EBENSBURG, CAMBRIA COUNTY, Pa. (WTAJ) — Being a 911 dispatcher isn’t a job for everyone.
When you call 911, there are a handful of people ready to take your call and direct you to the needed service, but for those dispatchers, it isn’t always easy.
“There’s a lot of stress behind when you’re picking up those calls, not knowing what it is on the other side,” says Cambria County 911 Supervisor, Robbin Melnyk.
She says just answering the call, is only a small part of the job.
“They also have to be able to type notes into an incident or type details into an incident as they’re doing all of these things.”
911 dispatcher, Joy Shutty, says not only are they talking to the caller, but also people who are responding to the scene.
“It can be extremely hard because we have to listen obviously to what the caller is telling us and the importance of their emergency, but at the same time, we’re answering field units that are talking to us on the radio. We have to be able to differentiate what each person is saying.”

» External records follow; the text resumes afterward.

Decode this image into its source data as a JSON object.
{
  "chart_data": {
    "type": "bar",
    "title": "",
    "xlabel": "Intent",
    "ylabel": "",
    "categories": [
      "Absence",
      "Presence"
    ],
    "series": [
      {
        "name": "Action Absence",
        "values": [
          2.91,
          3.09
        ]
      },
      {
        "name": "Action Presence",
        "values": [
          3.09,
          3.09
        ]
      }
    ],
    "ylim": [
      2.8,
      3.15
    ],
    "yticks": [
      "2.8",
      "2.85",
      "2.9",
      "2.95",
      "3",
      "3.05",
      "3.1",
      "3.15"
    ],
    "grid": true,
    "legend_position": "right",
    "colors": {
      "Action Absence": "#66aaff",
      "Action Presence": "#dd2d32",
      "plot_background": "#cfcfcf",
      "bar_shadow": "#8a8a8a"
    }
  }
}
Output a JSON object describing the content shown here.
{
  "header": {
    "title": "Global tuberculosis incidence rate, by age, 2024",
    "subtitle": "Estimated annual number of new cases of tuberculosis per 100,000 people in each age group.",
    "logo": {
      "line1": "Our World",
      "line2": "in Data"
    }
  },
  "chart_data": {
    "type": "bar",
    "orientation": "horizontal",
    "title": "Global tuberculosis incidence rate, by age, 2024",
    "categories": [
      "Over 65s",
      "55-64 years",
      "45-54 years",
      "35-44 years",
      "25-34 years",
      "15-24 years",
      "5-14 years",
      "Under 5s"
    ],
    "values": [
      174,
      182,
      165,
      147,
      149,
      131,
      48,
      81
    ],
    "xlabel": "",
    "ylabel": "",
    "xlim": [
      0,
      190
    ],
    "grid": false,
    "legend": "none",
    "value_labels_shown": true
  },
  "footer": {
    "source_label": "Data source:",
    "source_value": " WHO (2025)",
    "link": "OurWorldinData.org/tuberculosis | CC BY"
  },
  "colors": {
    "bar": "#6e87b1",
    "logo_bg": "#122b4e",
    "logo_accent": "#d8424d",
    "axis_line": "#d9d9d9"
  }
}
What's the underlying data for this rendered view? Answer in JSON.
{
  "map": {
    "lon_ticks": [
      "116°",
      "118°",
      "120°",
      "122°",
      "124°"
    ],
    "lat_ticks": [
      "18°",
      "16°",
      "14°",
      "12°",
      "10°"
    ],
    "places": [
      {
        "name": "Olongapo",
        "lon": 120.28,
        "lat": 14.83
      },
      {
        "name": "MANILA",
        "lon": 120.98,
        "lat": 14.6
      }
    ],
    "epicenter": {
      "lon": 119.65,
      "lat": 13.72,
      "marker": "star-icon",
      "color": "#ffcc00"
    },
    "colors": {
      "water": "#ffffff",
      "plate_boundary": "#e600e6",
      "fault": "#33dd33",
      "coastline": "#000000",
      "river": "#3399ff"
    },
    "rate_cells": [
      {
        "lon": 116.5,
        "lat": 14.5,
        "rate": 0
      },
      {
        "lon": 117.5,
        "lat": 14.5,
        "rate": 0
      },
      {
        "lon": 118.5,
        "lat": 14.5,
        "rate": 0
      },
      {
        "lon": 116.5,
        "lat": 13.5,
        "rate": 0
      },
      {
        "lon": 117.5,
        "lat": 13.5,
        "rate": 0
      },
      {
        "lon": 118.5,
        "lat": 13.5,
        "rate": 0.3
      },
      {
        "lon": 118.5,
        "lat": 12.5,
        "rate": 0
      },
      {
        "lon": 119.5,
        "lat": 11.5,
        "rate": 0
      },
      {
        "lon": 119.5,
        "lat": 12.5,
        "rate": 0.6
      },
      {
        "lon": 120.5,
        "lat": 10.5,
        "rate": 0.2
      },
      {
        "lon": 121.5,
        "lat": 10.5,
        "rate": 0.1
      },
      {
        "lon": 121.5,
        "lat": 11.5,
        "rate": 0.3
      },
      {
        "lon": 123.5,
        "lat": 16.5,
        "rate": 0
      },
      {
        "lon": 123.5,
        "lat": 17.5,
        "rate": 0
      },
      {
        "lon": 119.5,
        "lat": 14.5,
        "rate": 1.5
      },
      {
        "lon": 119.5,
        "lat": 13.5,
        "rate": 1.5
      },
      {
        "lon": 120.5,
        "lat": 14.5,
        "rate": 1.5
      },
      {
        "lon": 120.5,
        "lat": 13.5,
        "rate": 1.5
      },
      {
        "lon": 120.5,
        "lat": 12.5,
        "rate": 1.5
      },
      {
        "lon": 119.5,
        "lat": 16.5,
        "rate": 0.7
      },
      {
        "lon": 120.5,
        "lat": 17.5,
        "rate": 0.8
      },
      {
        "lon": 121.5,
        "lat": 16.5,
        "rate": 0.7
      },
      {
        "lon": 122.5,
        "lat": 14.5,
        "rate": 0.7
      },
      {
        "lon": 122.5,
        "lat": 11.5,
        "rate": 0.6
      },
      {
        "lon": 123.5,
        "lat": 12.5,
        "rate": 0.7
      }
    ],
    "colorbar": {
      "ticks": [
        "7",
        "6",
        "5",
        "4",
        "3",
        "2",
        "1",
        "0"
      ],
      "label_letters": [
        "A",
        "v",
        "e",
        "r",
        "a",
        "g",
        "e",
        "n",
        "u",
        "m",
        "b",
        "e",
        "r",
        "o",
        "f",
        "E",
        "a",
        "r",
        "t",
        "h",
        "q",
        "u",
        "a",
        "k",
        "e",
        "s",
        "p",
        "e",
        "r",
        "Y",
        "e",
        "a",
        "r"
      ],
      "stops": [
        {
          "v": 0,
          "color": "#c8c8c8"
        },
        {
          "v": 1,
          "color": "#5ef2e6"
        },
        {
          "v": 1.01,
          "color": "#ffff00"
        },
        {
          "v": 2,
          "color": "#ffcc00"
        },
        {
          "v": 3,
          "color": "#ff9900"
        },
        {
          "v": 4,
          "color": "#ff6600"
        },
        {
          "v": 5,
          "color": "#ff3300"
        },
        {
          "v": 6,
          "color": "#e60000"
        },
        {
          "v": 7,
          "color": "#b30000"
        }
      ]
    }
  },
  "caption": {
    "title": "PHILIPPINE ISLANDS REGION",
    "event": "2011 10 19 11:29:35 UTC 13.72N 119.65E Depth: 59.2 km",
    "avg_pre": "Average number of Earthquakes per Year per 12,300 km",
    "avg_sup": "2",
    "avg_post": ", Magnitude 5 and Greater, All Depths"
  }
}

Multi-tasking and listening are skills that aren’t taught, says Melnyk.
“You can’t really teach someone how to listen or teach someone how to multi-task so you’ve got to have some entry level ability that we then can develop into what’s important. The longer you’re here, the better those skills become.”
Some calls can be traumatic and Shutty says dispatchers occasionally need to reset themselves.
“Sometimes if we take a real serious call, we may leave the floor for a few minutes to take a break, debrief, take a deep breath and reset our minds. Then come in and we’re ready for the next emergency that calls.”
Shutty says it’s important because listening to each caller is the top priority.
“They deserve to be treated like the only caller so we have to be able to treat them like they are and give them our full attention.”